The truth is that judges follow a line of promotion which exposes the nature and role of law. They have been experienced defence attorneys; long serving prosecutors; and have benefitted from junior appointments within the Resident Magistrate’s Court up to their senior appointment within the Supreme Court. They are hardened and knowledgeable with intimate experiences that would encourage their views of capital punishment. It now falls back on the fact that we still consider the Queen of England as Head of State even though England relinquished Sovereign rule over us in 1962. What can we say though, when we have relied on their involvement on determining rulings through the Judiciary Committee of the Privy Council, acknowledging said Court as our final Court Of Appeal for so many years?
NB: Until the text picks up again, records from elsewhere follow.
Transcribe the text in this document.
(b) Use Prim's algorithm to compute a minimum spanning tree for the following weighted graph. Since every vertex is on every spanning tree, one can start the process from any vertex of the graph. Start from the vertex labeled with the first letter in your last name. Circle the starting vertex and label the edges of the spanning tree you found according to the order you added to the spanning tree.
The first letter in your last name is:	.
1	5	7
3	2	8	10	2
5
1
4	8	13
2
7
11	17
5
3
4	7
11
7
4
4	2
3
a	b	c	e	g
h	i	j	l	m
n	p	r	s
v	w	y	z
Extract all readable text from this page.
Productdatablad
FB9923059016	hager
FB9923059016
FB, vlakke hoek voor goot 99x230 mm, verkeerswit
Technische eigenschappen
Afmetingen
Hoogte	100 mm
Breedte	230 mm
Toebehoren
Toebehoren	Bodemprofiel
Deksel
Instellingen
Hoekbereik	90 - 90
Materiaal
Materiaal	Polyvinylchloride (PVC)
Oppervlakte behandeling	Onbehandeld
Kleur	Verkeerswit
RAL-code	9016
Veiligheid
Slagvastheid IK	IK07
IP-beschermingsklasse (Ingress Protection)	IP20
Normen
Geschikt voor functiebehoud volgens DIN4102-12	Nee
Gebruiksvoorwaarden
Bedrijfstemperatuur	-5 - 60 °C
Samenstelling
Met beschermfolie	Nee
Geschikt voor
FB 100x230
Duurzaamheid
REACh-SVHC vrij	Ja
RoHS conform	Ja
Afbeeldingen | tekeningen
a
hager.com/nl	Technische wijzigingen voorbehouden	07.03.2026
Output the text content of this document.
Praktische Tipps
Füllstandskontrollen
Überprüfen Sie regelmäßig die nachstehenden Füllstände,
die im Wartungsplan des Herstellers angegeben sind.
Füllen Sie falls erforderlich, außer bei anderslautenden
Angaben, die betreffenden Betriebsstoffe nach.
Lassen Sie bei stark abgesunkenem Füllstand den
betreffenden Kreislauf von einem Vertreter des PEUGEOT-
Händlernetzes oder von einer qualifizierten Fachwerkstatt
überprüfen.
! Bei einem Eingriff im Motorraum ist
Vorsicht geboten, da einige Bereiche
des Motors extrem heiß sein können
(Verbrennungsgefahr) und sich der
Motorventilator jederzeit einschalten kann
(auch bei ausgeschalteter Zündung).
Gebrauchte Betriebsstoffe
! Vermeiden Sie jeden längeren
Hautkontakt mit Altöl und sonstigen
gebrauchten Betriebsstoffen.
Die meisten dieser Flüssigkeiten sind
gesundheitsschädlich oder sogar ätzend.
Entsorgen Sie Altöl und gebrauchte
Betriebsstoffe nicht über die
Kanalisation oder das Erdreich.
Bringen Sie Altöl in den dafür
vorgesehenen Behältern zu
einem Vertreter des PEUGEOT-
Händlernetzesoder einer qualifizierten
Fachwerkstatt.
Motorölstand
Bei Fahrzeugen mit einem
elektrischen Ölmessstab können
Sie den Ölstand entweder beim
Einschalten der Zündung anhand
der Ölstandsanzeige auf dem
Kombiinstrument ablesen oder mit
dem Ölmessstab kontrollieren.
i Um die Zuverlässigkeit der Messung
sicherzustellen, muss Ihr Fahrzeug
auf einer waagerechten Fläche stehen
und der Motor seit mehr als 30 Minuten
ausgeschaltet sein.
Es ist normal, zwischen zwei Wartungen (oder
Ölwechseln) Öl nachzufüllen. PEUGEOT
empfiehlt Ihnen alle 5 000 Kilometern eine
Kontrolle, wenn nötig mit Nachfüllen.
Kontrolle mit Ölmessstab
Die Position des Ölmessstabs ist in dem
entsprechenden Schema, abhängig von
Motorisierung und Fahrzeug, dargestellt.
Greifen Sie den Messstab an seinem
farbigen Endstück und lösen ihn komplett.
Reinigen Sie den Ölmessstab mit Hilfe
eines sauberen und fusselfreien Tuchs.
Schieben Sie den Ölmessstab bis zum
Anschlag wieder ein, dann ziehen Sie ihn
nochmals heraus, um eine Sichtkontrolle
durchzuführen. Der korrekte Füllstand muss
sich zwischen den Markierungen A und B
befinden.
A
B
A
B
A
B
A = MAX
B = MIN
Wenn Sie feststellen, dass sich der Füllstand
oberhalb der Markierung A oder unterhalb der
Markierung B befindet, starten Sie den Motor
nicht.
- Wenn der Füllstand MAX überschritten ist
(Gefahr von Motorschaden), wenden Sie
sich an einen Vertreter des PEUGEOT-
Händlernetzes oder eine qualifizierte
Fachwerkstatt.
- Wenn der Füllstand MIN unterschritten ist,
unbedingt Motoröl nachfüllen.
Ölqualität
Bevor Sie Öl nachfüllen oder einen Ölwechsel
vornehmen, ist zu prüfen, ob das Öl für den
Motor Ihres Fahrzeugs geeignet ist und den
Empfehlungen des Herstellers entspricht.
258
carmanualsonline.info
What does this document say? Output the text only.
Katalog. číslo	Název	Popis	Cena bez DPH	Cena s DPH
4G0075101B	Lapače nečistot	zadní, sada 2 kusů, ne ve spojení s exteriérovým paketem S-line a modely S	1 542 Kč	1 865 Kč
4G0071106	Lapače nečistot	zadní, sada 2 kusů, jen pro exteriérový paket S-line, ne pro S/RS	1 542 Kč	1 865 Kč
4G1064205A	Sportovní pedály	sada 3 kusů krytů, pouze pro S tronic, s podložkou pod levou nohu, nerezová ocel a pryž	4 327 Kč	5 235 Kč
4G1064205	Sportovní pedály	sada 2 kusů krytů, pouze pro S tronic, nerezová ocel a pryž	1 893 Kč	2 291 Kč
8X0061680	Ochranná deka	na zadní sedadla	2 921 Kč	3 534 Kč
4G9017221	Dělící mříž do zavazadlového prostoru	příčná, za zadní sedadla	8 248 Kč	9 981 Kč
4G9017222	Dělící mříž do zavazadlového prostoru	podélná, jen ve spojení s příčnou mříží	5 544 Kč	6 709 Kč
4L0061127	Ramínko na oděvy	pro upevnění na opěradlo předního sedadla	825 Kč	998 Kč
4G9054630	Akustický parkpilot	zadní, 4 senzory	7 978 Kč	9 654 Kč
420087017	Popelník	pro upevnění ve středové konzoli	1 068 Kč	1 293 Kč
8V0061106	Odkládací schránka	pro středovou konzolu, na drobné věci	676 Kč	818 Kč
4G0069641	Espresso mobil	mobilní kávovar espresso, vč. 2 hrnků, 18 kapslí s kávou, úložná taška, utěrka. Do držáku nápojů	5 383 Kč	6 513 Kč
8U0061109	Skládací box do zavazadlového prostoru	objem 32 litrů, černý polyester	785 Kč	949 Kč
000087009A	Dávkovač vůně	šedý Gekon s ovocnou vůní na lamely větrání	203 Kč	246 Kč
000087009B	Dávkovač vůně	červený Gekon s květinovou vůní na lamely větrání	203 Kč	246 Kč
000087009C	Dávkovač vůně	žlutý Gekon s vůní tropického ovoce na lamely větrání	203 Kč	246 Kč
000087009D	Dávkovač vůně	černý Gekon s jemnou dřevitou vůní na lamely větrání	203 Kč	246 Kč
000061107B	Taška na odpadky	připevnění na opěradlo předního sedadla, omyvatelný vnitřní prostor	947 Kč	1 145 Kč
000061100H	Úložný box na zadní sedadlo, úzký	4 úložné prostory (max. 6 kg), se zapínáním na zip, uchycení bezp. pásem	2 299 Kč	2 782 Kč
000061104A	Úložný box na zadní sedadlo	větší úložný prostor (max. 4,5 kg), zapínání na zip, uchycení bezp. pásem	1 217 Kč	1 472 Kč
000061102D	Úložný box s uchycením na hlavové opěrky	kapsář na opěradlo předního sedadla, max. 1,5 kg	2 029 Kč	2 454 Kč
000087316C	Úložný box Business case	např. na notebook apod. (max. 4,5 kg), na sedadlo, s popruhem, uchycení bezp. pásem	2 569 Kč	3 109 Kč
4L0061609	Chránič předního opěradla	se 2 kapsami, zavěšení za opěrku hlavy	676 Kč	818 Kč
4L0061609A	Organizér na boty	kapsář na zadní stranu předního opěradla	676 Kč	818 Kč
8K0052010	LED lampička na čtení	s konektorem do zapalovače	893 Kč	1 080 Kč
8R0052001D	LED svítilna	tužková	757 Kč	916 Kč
WE OWE ENGLAND NO OBLIGATION!
The formation of the Caribbean Court of Justice needs to be fully on the ground and operational in its full capacity so that Caribbean countries can outline and implement corrective measures to protect themselves internally. We are being held under judicial slavery by following the Master who, in 2004, at the 13th Protocol to the European Convention on Human Rights, signed a binding agreement to entirely abolish the death penalty in England. We model all our judicial process and decisions after England and as such fall under the ill-fated agreement that (by association), has taken our best deterrent to murderers. Now, without using the usual colloquial expressions, do you see why their Prime Minister thought it a good idea to build a prison here, to house the many inmates England wishes to get rid of in the short-term and long-term? That is because England faces similar challenges of murders but on a different scale and ratio.
THE DEATH PENALTY IS STILL LEGAL ON OUR BOOKS!
The only thing that can halt and change the landscape of senseless killings is to resume hanging without care for England and its noted agreement. We need the Hangman’s noose (figuratively speaking) around the necks of those so condemned. Not that it will be a cure for the many wounds that now bleed but it will be a beginning, in the right direction, to get closure and justice for those affected. More so, it will rid society of the prevalent spread of murders that seem to be infectiously stretched across our island. Special consideration must be paid to those who murder children; those who commit multiple murders, including entire families; those who murder police officers; and those whose resultant acts of murder occur during the commission of other crimes such as robberies and rapes. Lastly, special attention must be paid to those who have been involved in contract killings and the executions of witnesses. My plea will fall on deaf ears but I will still cry, “Bring back the justice of the Hangman’s noose!”